The OPC’s Principled Ecumenicity

Founders of the OPC in the 1930s and the PCA in the 1970s concluded that — for the sake of theological integrity and missional fidelity — ecclesiastical separation had become necessary.  But separatism, for its own sake, is a different matter. I thank the Lord, who loves both the purity of his church and its unity, that our painful separations from drifting mainline denominations did not provoke either the OPC or the PCA to react by swinging to an extreme of arrogant and aloof separatism.

I was ordained to pastor a tiny OPC congregation in New Jersey just months before the first PCA General Assembly convened in Birmingham. I realized I was serving in a young (37 years old) and very small denomination. News from the South signaled that the OPC’s younger sister would soon be born and that the PCA would “outweigh” her older sibling at birth and grow exponentially from there (as has happened). 

I thank the Lord for granting grace to the OPC, little as it is, to reach out fraternally, winsomely, and (as needed) frankly to the wider family of Reformed churches, both in North America and around the world. Speaking truth in love (Ephesians 4:15) — neither condoning falsehood, nor wielding truth as a bludgeon, nor shutting down communication altogether — is a narrow tightwire to navigate. I rejoice that the OPC keeps trying to strike that balance, as we in the PCA do also.

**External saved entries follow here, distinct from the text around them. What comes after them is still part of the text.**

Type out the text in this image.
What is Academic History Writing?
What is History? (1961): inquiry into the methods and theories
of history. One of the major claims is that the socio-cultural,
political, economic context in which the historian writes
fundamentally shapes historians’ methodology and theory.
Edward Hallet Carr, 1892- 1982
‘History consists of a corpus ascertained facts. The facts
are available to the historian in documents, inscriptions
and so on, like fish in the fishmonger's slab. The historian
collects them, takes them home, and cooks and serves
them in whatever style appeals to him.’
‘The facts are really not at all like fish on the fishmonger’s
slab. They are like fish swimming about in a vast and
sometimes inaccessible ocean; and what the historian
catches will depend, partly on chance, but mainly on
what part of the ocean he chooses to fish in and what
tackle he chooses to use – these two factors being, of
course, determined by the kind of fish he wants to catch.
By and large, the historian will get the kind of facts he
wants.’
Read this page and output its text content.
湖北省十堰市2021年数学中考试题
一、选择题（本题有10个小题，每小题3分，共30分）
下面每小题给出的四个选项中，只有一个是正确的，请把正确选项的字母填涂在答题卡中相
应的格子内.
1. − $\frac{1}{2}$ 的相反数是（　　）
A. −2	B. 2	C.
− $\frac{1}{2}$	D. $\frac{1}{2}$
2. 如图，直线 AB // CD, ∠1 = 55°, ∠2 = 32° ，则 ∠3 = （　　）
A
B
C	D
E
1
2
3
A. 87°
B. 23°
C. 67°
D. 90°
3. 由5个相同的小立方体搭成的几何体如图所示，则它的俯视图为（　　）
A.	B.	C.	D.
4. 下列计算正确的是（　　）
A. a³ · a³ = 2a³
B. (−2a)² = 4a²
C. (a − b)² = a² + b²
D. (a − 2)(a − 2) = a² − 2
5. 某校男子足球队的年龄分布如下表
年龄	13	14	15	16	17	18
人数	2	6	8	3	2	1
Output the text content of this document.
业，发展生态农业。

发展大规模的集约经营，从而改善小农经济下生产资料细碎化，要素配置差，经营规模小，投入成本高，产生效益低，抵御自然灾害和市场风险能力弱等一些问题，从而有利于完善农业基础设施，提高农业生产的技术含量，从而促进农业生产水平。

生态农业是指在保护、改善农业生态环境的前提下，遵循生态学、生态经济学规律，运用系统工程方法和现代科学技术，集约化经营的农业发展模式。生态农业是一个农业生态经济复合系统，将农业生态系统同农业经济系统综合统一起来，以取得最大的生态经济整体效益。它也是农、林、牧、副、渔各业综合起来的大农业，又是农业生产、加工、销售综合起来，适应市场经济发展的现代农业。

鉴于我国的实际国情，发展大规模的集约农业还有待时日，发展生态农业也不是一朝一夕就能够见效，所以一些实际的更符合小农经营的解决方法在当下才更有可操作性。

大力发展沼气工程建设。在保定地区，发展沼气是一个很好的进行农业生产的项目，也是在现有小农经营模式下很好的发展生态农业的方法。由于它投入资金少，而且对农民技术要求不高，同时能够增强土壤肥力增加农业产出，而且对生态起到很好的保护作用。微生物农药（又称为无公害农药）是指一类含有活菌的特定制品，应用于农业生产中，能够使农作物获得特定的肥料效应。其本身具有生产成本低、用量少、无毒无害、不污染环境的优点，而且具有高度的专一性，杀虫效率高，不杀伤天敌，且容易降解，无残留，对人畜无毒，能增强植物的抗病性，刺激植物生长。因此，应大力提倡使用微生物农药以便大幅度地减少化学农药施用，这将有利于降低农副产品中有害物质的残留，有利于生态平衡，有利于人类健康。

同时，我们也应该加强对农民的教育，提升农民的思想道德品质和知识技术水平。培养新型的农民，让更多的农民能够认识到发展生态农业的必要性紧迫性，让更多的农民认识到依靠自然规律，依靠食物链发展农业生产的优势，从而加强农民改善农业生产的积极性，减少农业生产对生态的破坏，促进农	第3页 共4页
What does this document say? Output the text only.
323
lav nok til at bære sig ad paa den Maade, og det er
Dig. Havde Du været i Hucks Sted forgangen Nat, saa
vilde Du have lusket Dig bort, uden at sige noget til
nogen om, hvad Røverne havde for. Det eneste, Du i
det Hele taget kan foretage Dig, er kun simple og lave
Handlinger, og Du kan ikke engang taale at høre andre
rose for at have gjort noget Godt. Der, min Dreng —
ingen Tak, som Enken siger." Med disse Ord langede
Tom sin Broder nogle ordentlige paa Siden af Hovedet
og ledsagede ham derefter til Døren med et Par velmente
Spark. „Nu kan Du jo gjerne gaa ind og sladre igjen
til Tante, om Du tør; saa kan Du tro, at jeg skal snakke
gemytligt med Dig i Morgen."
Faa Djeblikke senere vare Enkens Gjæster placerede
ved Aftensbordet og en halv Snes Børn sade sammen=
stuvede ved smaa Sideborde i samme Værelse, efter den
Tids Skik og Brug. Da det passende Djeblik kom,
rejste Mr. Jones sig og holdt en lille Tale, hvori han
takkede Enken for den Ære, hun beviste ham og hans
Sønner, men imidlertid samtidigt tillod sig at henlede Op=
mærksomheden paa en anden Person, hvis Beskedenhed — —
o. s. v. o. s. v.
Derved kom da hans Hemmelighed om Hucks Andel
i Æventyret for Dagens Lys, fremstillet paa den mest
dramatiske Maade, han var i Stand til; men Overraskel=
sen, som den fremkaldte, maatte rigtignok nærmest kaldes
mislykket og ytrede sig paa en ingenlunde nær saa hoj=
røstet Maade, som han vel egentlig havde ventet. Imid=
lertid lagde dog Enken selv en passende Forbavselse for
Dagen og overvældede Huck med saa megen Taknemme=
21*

I am encouraged that the OPC stays committed to principled ecumenicity through fraternal relationships with confessional Reformed denominations in North America and worldwide. Even more, I celebrate the OPC’s and PCA’s even closer collaboration in Christian education (through Great Commission Publications), chaplain endorsement, on foreign mission fields, and in other kingdom endeavors. I rejoice that our two denominations learn from each other through our respective study committee reports that address controversial issues.  

Past proposals for the OPC to merge with the Reformed Presbyterian Church Evangelical Synod and, later, to join the PCA have not yet achieved a unity that is obvious to the watching world, the visible unity for which Jesus prayed in John 17. Yet Christ still displays his peacemaking power through the instances of OPC/PCA “communion of the saints” that take place in our congregations, presbyteries, Assemblies, and committees. 

We who serve our sovereign Savior in the PCA shall be eternally grateful for our brothers and sisters who serve him in the OPC. Together we belong to the one body of Christ, are filled with the one Spirit of God, and rest in the grace of our one God and Father. 


Dennis E. Johnson currently serves as assistant pastor of Westminster Presbyterian Church (PCA) in Dayton, Tennessee. He is professor emeritus of practical theology at Westminster Seminary California. Previously, he pastored Grace Orthodox Presbyterian Church in Fair Lawn, New Jersey, Beverly Orthodox Presbyterian Church in Los Angeles, California, and as associate pastor at New Life Presbyterian Church (PCA) in Escondido, California.